As consequências desencadeadas por meio dessa concepção eram manifestadas por problemas de saúde, uma alimentação inadequada, falta de atendimentos e acidentes causados por falta de cuidados. Elas eram desprezadas e mal vistas e se sobrevivessem até os 7 anos, quando começavam a compreender o que os adultos diziam, já passavam a se preparar para a fase adulta e para o mercado de trabalho, tornando negligenciado um período de suma importância na formação adulta.
SEGUNDA FASE
A marcação do início da segunda fase não é exata, assim como os acontecimentos que a seguem não ocorreram de forma linear. Eles se deram a princípio em meninos de altas classes e com o passar do tempo se estenderam para outras crianças. Foram ocorrendo mudanças de forma lenta e gradual na medida em que religiosos e educadores passaram a não aceitar ações comuns e adotaram uma nova postura frente as crianças que começam a ser percebidas como seres frágeis e puros. A mudança de paradigma, no que se refere ao conceito de infância, está diretamente ligada ao abandono da crença de que as crianças eram adultos imperfeitos.
A partir da revolução industrial, entre os séculos XVI e XVII, surge a concepção de família moderna e afetiva que possuía a criança como foco do interesse dos adultos, surgindo assim um maior ímpeto na educação dessas crianças.
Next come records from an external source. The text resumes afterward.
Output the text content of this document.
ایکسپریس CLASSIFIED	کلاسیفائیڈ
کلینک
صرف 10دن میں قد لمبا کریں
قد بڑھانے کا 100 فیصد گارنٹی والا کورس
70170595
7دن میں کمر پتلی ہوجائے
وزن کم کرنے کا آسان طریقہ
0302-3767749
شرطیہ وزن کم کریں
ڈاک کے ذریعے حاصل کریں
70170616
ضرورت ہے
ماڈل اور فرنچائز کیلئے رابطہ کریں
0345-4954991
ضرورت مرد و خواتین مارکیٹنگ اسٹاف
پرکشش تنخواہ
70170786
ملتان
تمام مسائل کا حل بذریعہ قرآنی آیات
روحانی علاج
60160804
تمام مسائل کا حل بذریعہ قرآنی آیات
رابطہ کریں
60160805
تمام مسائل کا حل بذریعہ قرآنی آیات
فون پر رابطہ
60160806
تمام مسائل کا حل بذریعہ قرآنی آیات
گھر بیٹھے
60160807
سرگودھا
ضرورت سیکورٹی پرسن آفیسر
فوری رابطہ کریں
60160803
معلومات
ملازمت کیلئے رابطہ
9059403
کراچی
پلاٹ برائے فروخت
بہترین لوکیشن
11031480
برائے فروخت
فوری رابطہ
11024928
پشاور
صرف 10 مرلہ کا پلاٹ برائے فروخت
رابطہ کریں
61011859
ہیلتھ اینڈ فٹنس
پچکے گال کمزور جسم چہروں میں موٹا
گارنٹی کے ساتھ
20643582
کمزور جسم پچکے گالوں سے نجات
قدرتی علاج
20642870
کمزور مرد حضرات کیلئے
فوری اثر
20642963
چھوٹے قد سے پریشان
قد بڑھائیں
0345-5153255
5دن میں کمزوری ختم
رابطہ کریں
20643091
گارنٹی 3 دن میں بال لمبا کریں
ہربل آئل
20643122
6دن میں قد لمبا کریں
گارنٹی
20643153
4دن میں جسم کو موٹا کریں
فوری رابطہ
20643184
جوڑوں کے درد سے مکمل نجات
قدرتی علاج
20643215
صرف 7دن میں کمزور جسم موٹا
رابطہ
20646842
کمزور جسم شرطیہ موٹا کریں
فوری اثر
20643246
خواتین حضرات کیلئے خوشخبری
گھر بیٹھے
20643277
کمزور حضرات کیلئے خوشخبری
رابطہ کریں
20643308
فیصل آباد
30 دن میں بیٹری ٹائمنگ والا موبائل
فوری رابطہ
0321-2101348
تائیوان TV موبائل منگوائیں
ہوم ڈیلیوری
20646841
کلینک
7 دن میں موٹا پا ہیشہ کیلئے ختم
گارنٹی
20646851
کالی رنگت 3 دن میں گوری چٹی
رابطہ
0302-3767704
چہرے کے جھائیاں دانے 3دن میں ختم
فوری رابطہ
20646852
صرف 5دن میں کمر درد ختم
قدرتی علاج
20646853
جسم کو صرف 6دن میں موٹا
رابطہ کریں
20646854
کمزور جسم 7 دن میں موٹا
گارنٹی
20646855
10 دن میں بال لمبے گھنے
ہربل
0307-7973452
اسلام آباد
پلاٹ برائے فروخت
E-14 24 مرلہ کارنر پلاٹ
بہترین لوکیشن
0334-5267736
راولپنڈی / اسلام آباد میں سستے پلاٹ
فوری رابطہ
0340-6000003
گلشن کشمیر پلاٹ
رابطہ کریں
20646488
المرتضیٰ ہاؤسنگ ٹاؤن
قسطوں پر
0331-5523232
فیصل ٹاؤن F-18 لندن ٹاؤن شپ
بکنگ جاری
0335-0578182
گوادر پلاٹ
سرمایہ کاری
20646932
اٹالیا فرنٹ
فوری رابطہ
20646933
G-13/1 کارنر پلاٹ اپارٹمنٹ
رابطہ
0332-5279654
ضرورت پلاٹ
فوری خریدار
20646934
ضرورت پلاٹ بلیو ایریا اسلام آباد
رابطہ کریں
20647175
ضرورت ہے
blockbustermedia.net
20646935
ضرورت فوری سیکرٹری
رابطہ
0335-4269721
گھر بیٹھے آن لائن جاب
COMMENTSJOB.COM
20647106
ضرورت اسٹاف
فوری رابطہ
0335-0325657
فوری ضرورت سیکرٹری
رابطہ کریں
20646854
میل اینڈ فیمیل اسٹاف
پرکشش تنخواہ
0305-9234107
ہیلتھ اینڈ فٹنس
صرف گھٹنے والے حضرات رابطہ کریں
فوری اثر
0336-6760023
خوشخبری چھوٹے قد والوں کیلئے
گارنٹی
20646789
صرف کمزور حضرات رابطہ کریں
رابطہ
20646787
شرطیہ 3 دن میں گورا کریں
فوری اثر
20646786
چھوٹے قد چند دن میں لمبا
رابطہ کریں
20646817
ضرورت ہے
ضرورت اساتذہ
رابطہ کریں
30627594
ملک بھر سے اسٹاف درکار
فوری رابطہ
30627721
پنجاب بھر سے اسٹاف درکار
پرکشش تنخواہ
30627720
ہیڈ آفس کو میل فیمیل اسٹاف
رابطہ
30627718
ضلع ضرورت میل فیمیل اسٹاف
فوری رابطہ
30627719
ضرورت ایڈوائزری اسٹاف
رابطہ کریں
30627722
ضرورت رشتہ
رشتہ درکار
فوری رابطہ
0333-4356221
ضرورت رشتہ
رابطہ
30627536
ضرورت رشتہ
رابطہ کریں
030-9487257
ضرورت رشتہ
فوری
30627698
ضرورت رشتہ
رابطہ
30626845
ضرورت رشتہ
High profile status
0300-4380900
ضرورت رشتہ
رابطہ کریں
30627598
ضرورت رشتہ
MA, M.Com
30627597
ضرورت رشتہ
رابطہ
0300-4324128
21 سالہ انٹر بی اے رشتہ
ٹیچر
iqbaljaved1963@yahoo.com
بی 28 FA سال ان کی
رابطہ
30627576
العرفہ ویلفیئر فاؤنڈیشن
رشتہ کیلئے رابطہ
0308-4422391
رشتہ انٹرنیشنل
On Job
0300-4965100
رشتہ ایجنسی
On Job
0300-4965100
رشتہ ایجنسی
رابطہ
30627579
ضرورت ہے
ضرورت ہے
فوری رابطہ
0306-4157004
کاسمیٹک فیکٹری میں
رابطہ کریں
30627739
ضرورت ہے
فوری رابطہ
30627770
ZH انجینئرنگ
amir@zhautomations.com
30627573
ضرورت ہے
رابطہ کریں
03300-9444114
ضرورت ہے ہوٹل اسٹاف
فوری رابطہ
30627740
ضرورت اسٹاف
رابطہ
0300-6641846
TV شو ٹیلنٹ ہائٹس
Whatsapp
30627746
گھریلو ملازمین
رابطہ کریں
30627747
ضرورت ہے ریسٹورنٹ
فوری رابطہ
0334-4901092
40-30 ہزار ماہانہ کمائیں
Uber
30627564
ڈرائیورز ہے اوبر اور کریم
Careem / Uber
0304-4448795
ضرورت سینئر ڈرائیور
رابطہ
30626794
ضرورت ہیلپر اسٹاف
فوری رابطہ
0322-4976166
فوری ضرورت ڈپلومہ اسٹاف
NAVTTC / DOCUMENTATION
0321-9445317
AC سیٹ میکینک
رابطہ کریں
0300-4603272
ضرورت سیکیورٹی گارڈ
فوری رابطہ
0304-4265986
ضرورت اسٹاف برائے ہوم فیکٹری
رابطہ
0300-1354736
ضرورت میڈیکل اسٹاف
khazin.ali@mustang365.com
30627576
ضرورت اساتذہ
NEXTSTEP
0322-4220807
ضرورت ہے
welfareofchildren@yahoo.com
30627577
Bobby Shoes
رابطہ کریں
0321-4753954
Essa mudança de postura resultou no reconhecimento da criança como parte da continuidade familiar, além da criação de escolas como um espaço destinado para indivíduos dessa fase do desenvolvimento. fase adulta. A partir dos 12 anos elas já eram vistas trabalhando em fábricas, muitas vezes devido ao valor reduzido de sua mão de obra.
TERCEIRA FASE
A terceira fase tem início no século XIX e perpetua até a atualidade. Nela, a criança passa a ser vista sob uma outra ótica, com suas individualidades, demandas e potencialidades. Atualmente a criança é compreendida como sujeito de socialização de conhecimento e de criatividade. O Estado passa a ter responsabilidade sob as crianças, junto com a família e a sociedade, resultando em avanços na legislação que visam a manutenção e garantia dos direitos da criança, como por exemplo a Constituição de 1988, o Estatuto da Criança e do Adolescente de 1990 e a Lei de Diretrizes e Bases da Educação Nacional n. 9.394 de 1996, Plano Nacional da Educação (2011-2020), além disso, diretrizes curriculares também passaram a ser organizadas e apresentadas com seu escopo voltado para as especificidade das crianças.
PARA REFLETIR…
A compreensão dessas perspectivas possibilita uma crítica sobre a contemporaneidade, onde é visível um avanço sobre o entendimento da infância e da criança, mas que também perpassa por um mundo de injustiças e direitos negados. É imprescindível o entendimento de que crianças são parte fundamental da sociedade, sendo elas atores sociais e produtoras de cultura. São indivíduos que possuem outras formas de saber e de significar a vida, sendo esses tão consideráveis quanto à forma dos adultos. A escuta e a consideração sobre o que as crianças tem a dizer são de extrema valia, colocando-as em um lugar de equidade. Deve-se compreender que a criança tem direito a uma própria identidade individual, cultural e social, não podendo essas serem negadas ou negligenciadas por qualquer razão. Nesse sentido, é nosso dever social lutar e garantir que as crianças vivenciem uma infância sem nenhum direito negado.